Q1: What can we learn from animal studies?

A1: Genetic polymorphisms in animals have convincingly been shown to affect susceptibility to dioxin-like compounds. However, given the fact that AHR receptor signaling is crucially important during development, the human AHR which already harbors a polymorphism that in the mouse reduces its activity may not allow further compromising genetic modifications.

Q2: Include gene-environment interaction studies with lifestyle factors as the "environment".

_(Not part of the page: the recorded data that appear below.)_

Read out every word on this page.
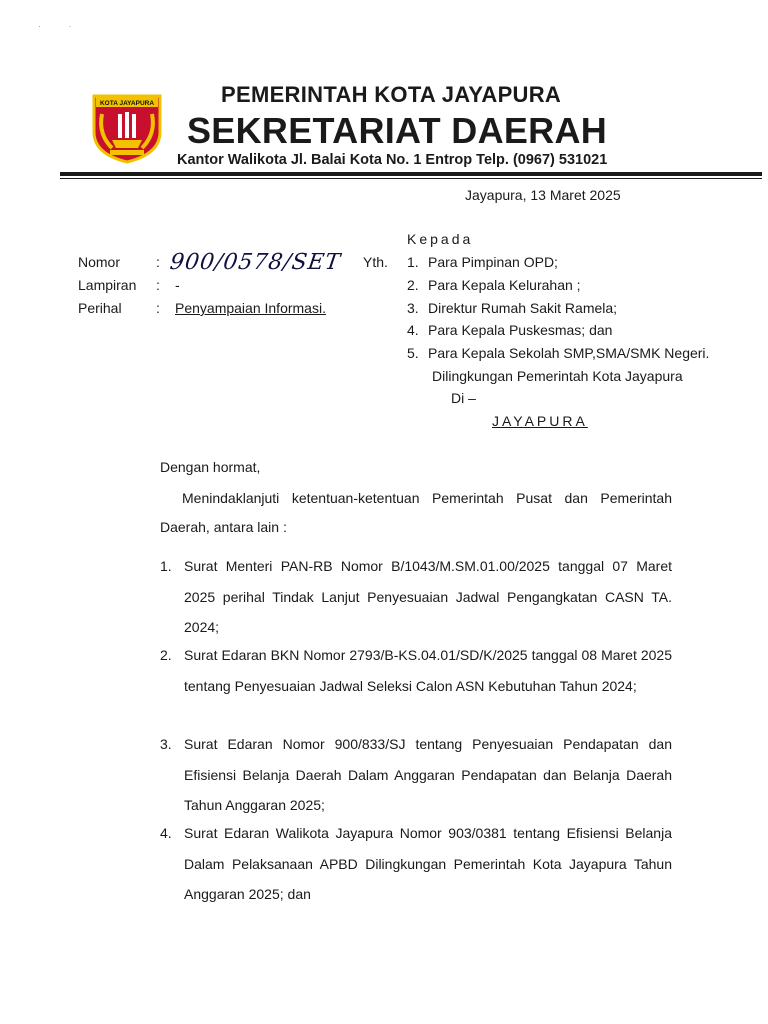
··
KOTA JAYAPURA	PEMERINTAH KOTA JAYAPURA
SEKRETARIAT DAERAH
Kantor Walikota Jl. Balai Kota No. 1 Entrop Telp. (0967) 531021
Jayapura, 13 Maret 2025
Kepada
Nomor	: 900/0578/SET
Lampiran : -
Perihal : Penyampaian Informasi.
Yth. 1. Para Pimpinan OPD;
2. Para Kepala Kelurahan ;
3. Direktur Rumah Sakit Ramela;
4. Para Kepala Puskesmas; dan
5. Para Kepala Sekolah SMP,SMA/SMK Negeri.
Dilingkungan Pemerintah Kota Jayapura
Di –
JAYAPURA
Dengan hormat,
Menindaklanjuti ketentuan-ketentuan Pemerintah Pusat dan Pemerintah
Daerah, antara lain :
1. Surat Menteri PAN-RB Nomor B/1043/M.SM.01.00/2025 tanggal 07 Maret 2025 perihal Tindak Lanjut Penyesuaian Jadwal Pengangkatan CASN TA. 2024;
2. Surat Edaran BKN Nomor 2793/B-KS.04.01/SD/K/2025 tanggal 08 Maret 2025 tentang Penyesuaian Jadwal Seleksi Calon ASN Kebutuhan Tahun 2024;
3. Surat Edaran Nomor 900/833/SJ tentang Penyesuaian Pendapatan dan Efisiensi Belanja Daerah Dalam Anggaran Pendapatan dan Belanja Daerah Tahun Anggaran 2025;
4. Surat Edaran Walikota Jayapura Nomor 903/0381 tentang Efisiensi Belanja Dalam Pelaksanaan APBD Dilingkungan Pemerintah Kota Jayapura Tahun Anggaran 2025; dan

A2: Smoking, which globally is an abundant lifestyle factor, has in a laboratory study been shown to affect men and women differently, so that women experienced greater abstinence induced anger than men, which could be an important factor for understanding and treating nicotine addiction in women. [139] In a study on more than 15 000 adolescents, these were shown to smoke more cigarettes and consume more alcohol when attending schools with elevated rates of tobacco and alcohol use. More important, an individual's susceptibility to school-level patterns of smoking or drinking is conditional on the number of short alleles he or she has in 5HTTLPR (serotonin-transporter-linked polymorphic region), which is a polymorphic region in SLC6A4, the gene that codes for the serotonin transporter. Overall, the findings demonstrate the utility of the differential susceptibility framework by suggesting that health behaviors reflect interactions between genetic factors and the prevalence of these behaviors in a person's context. [140]

Q3: What is known about the genetic background in the susceptibility to certain EDCs in animals and humans? Are there indications of more or less susceptible subpopulations?

A3: Genetic variations in AHR in different rodent strains, as well as between different species, have indeed been shown to dramatically alter ligand binding and transactivation by the receptor, as detailed in the text. For example, the DBA/2 mouse strain is more resistant than the sensitive C57BL/6J strain, [11],[98],[99] and the Han/Wistar rat strain is a 1000-fold more resistant to TCDD than the sensitive Long-Evans rat strain. [12],[100] The most dioxin-sensitive species is the guinea pig, while the hamster tolerates a 1000-fold higher dose. [101],[102]

Studies in humans have shown that serum level of CB-153, a marker for PCB exposure, is positively associated with DNA fragmentation. Interestingly, this was only seen in Caucasian but not in Inuit men. [141],[142] Whether this difference is solely due to difference in genetic background, or also related to other environmental exposures or lifestyle factors, remains to be seen.

 Competing Interests

The authors declare that they have no competing interests.